音楽が流れていなくても、波の音が心地よく響き、それが耳を楽しませる。そして、静かで落ち着いた空気が流れていて、子供たちも存分に楽しむことができる。今年の逗子のそんな空気が、これら訪れた海水浴客たちのツイートからうかがえるだろう。

そして、ビーチ周辺の治安悪化を憂いていたという逗子市在住の男性・Nさん(38歳)は、今年の逗子について次のように話してくれた。

「家族連れもそうだけど、今年は学生のカップルや若い真面目そうなカップルが本当に楽しそうに遊ぶ姿をよく見かけた気がします。威圧的で怖い人たちが減ったことがあのような光景に繋がってることは間違いないでしょう。

音楽を聴きたければイヤホンをして自分の世界で楽しめばいいし、お酒だって海の家で座ってゆっくり適量を飲むほうが気持ちいいはず。
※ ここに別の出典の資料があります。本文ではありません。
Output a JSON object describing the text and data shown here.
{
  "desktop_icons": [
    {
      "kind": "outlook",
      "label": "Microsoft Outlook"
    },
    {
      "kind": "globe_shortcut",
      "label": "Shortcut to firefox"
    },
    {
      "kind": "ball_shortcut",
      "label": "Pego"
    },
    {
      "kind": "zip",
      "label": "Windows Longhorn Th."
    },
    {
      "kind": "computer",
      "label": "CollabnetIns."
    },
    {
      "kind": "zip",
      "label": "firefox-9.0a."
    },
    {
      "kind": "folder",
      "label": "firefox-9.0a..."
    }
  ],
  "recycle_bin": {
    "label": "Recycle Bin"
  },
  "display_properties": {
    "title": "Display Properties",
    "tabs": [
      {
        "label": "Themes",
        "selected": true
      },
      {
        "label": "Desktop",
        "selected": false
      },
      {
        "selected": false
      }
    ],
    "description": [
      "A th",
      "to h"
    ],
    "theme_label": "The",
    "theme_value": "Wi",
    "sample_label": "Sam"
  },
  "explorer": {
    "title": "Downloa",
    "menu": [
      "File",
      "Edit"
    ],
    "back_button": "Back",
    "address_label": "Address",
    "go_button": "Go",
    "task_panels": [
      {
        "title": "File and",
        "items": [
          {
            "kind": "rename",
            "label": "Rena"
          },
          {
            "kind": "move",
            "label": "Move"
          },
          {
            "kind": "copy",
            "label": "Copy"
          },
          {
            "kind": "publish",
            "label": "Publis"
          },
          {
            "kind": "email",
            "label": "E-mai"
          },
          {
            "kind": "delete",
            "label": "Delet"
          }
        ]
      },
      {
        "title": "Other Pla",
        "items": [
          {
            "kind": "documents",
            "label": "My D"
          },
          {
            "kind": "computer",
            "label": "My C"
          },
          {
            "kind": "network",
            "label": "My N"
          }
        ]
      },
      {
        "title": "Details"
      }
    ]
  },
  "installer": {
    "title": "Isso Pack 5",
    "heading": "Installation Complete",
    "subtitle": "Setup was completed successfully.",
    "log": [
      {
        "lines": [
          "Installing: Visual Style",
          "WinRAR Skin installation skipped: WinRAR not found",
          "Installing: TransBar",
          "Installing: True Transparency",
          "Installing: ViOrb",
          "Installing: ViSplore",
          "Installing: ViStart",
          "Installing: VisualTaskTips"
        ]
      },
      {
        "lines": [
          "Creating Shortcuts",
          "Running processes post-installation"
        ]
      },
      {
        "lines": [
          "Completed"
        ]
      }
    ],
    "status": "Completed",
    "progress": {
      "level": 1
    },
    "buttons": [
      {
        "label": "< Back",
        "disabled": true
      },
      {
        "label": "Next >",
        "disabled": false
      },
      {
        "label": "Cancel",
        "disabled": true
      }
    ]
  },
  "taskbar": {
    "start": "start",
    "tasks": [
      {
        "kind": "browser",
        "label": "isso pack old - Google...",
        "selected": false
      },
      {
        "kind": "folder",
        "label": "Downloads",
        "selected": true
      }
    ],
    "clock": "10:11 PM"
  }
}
僕としては、この規制を辛抱強く続けてもらって、もっと平和な海、そして街になっていったらいいなと思います」

“利用客激減”や“海の家が悲鳴”といった言葉はインパクトが強く、また事実であることから、メディアでは大きく取り上げられる。しかし、この規制がもたらしたものは、そのようなマイナスの側面だけではないだろう。都心から近く、どんな人でも気軽に訪れて存分に楽しめる静かなビーチ。今年から始まった規制は、逗子のビーチにそんな“個性”ももたらし始めているといえそうだ。